Let $\mathcal{A}$ be a unital $C^*$-algebra. Let $\varphi$ be a state on $\mathcal{A}$. Let $\psi$ be a positive linear functional on $\mathcal{A}$ such that $\psi\le \phi$. Let $0\le a \le 1$ be an element in $\mathcal{A}$. Is it true that $\psi(a)\le\varphi(a)\psi\left(1_{\mathcal{A}}\right)$?
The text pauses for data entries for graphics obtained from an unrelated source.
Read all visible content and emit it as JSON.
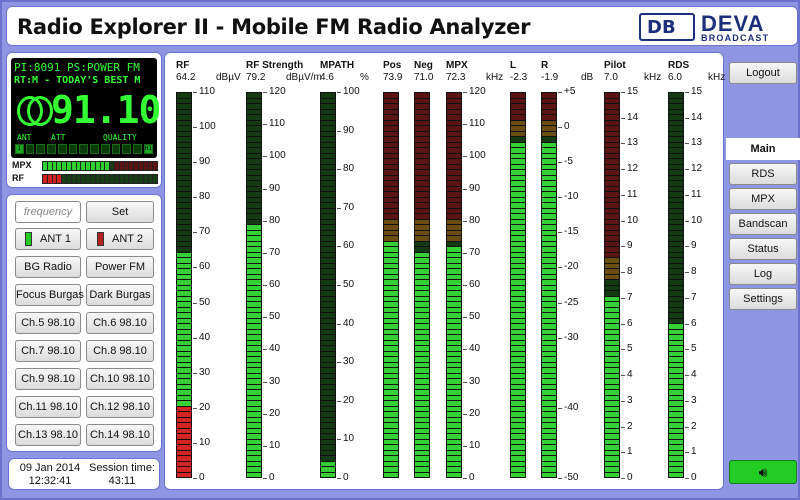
{
  "header": {
    "title": "Radio Explorer II - Mobile FM Radio Analyzer"
  },
  "logo": {
    "mark": "DB",
    "name": "DEVA",
    "sub": "BROADCAST"
  },
  "lcd": {
    "line1": "PI:8091 PS:POWER FM",
    "line2": "RT:M - TODAY'S BEST M",
    "frequency": "91.10",
    "ant_label": "ANT",
    "att_label": "ATT",
    "quality_label": "QUALITY",
    "blocks": [
      "1",
      "",
      "",
      "",
      "",
      "",
      "",
      "",
      "",
      "",
      "",
      "",
      "H1"
    ]
  },
  "mini_meters": {
    "mpx_label": "MPX",
    "rf_label": "RF"
  },
  "controls": {
    "frequency_placeholder": "frequency",
    "set": "Set",
    "ant1": "ANT 1",
    "ant2": "ANT 2",
    "presets": [
      "BG Radio",
      "Power FM",
      "Focus Burgas",
      "Dark Burgas",
      "Ch.5 98.10",
      "Ch.6 98.10",
      "Ch.7 98.10",
      "Ch.8 98.10",
      "Ch.9 98.10",
      "Ch.10 98.10",
      "Ch.11 98.10",
      "Ch.12 98.10",
      "Ch.13 98.10",
      "Ch.14 98.10"
    ]
  },
  "status": {
    "date": "09 Jan 2014",
    "time": "12:32:41",
    "session_label": "Session time:",
    "session": "43:11"
  },
  "nav": {
    "logout": "Logout",
    "items": [
      "Main",
      "RDS",
      "MPX",
      "Bandscan",
      "Status",
      "Log",
      "Settings"
    ],
    "active": "Main",
    "speaker_icon": "speaker-icon"
  },
  "meters": [
    {
      "name": "RF",
      "value": "64.2",
      "unit": "dBµV",
      "min": 0,
      "max": 110,
      "level": 64.2,
      "ticks": [
        "110",
        "100",
        "90",
        "80",
        "70",
        "60",
        "50",
        "40",
        "30",
        "20",
        "10",
        "0"
      ],
      "style": "rf"
    },
    {
      "name": "RF Strength",
      "value": "79.2",
      "unit": "dBµV/m",
      "min": 0,
      "max": 120,
      "level": 79.2,
      "ticks": [
        "120",
        "110",
        "100",
        "90",
        "80",
        "70",
        "60",
        "50",
        "40",
        "30",
        "20",
        "10",
        "0"
      ],
      "style": "green"
    },
    {
      "name": "MPATH",
      "value": "4.6",
      "unit": "%",
      "min": 0,
      "max": 100,
      "level": 4.6,
      "ticks": [
        "100",
        "90",
        "80",
        "70",
        "60",
        "50",
        "40",
        "30",
        "20",
        "10",
        "0"
      ],
      "style": "green"
    },
    {
      "name": "Pos",
      "value": "73.9",
      "unit": "",
      "min": 0,
      "max": 120,
      "level": 73.9,
      "ticks": [],
      "style": "mpx"
    },
    {
      "name": "Neg",
      "value": "71.0",
      "unit": "",
      "min": 0,
      "max": 120,
      "level": 71.0,
      "ticks": [],
      "style": "mpx"
    },
    {
      "name": "MPX",
      "value": "72.3",
      "unit": "kHz",
      "min": 0,
      "max": 120,
      "level": 72.3,
      "ticks": [
        "120",
        "110",
        "100",
        "90",
        "80",
        "70",
        "60",
        "50",
        "40",
        "30",
        "20",
        "10",
        "0"
      ],
      "style": "mpx"
    },
    {
      "name": "L",
      "value": "-2.3",
      "unit": "",
      "min": -50,
      "max": 5,
      "level": -2.3,
      "ticks": [],
      "style": "audio"
    },
    {
      "name": "R",
      "value": "-1.9",
      "unit": "dB",
      "min": -50,
      "max": 5,
      "level": -1.9,
      "ticks": [
        "+5",
        "0",
        "-5",
        "-10",
        "-15",
        "-20",
        "-25",
        "-30",
        "-40",
        "-50"
      ],
      "style": "audio"
    },
    {
      "name": "Pilot",
      "value": "7.0",
      "unit": "kHz",
      "min": 0,
      "max": 15,
      "level": 7.0,
      "ticks": [
        "15",
        "14",
        "13",
        "12",
        "11",
        "10",
        "9",
        "8",
        "7",
        "6",
        "5",
        "4",
        "3",
        "2",
        "1",
        "0"
      ],
      "style": "pilot"
    },
    {
      "name": "RDS",
      "value": "6.0",
      "unit": "kHz",
      "min": 0,
      "max": 15,
      "level": 6.0,
      "ticks": [
        "15",
        "14",
        "13",
        "12",
        "11",
        "10",
        "9",
        "8",
        "7",
        "6",
        "5",
        "4",
        "3",
        "2",
        "1",
        "0"
      ],
      "style": "green"
    }
  ]
}
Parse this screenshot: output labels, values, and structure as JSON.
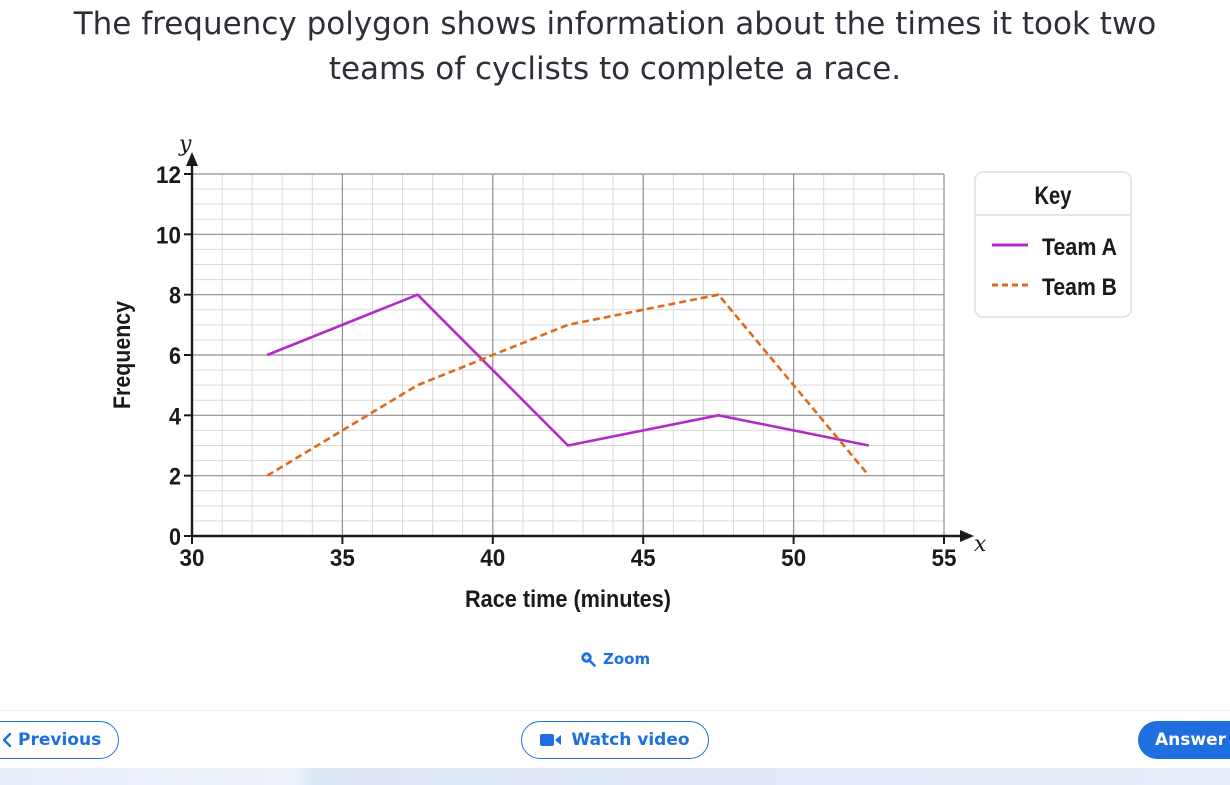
{
  "question": {
    "line1": "The frequency polygon shows information about the times it took two",
    "line2": "teams of cyclists to complete a race."
  },
  "chart_data": {
    "type": "line",
    "xlabel": "Race time (minutes)",
    "ylabel": "Frequency",
    "x_axis_symbol": "x",
    "y_axis_symbol": "y",
    "xlim": [
      30,
      55
    ],
    "ylim": [
      0,
      12
    ],
    "x_ticks": [
      30,
      35,
      40,
      45,
      50,
      55
    ],
    "y_ticks": [
      0,
      2,
      4,
      6,
      8,
      10,
      12
    ],
    "grid": true,
    "legend_position": "right",
    "legend_title": "Key",
    "series": [
      {
        "name": "Team A",
        "style": "solid",
        "color": "#b22bc8",
        "x": [
          32.5,
          37.5,
          42.5,
          47.5,
          52.5
        ],
        "y": [
          6,
          8,
          3,
          4,
          3
        ]
      },
      {
        "name": "Team B",
        "style": "dashed",
        "color": "#e06a1b",
        "x": [
          32.5,
          37.5,
          42.5,
          47.5,
          52.5
        ],
        "y": [
          2,
          5,
          7,
          8,
          2
        ]
      }
    ]
  },
  "actions": {
    "zoom_label": "Zoom",
    "previous_label": "Previous",
    "watch_video_label": "Watch video",
    "answer_label": "Answer"
  },
  "colors": {
    "accent": "#1f6fe0",
    "text": "#2f2f3a"
  }
}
My attempt: Since $a$ is non-negative, I can write $$\varphi(a)\psi\left(1_\mathcal{A}\right)-\psi(a)=\left(\varphi(a)^{\frac{1}{2}}\psi\left(1_\mathcal{A}\right)^{\frac{1}{2}}-\psi(a)^{\frac{1}{2}}\right)\left(\varphi(a)^{\frac{1}{2}}\psi\left(1_\mathcal{A}\right)^{\frac{1}{2}}+\psi(a)^{\frac{1}{2}}\right)$$
Clearly, $\left(\varphi(a)^{\frac{1}{2}}\psi\left(1_\mathcal{A}\right)^{\frac{1}{2}}+\psi(a)^{\frac{1}{2}}\right)\ge 0$. All I need to show is that $\left(\varphi(a)^{\frac{1}{2}}\psi\left(1_\mathcal{A}\right)^{\frac{1}{2}}-\psi(a)^{\frac{1}{2}}\right)\ge0$ in order to prove the claim.
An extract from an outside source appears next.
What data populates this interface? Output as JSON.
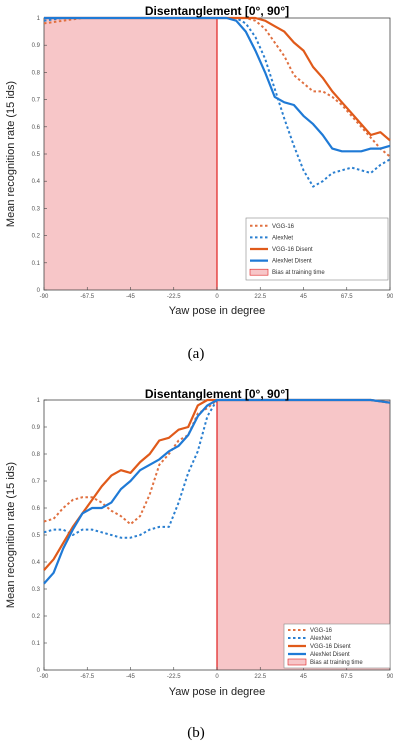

The only thing which I know is the Cauchy-Schwartz inequality. So, I resorted to using it. Using it, $$\psi(a)\le \psi(a^2)^{\frac{1}{2}}\psi(1_{\mathcal{A}})^{\frac{1}{2}}\le \varphi(a^2)^{\frac{1}{2}}\psi(1_{\mathcal{A}})^{\frac{1}{2}}$$ Since $0\le a \le 1$, we see that $a^2=a^{\frac{1}{2}}aa^{\frac{1}{2}}\le a^{\frac{1}{2}}1_{\mathcal{A}}a^{\frac{1}{2}}=a$. Using that $\varphi$ is a state, we obtain that $$\psi(a)\le \varphi(a)^{\frac{1}{2}}\psi(1_{\mathcal{A}})^{\frac{1}{2}}.$$
All I am missing is a square root on the left hand side. Is there a way to fix it? Is the inequality even true?
Thank you for your time.
The inequality does not hold. Consider the two dimensional $C^*$-algebra of functions defined on $\{0,1\}.$ Let $\varphi(f)={1\over 2}[f(0)+f(1)]$ and $\psi(f)={1\over 6}f(0)+{1\over 2}f(1).$ Then $\psi\le \varphi$ and $\psi(1)={2\over 3}.$ However ${2\over 3}\varphi(f)={1\over 3}f(0)+{1\over 3}f(1).$ Hence the required inequality does not hold.
In general if $\psi (1)\neq 0$ then $\tilde{\psi}=\psi(1)^{-1}\psi$ is a state. The inequality $\tilde{\psi}\le \varphi$ implies $\tilde{\psi}=\varphi,$ i.e. $\psi $ is a multiple of $\varphi.$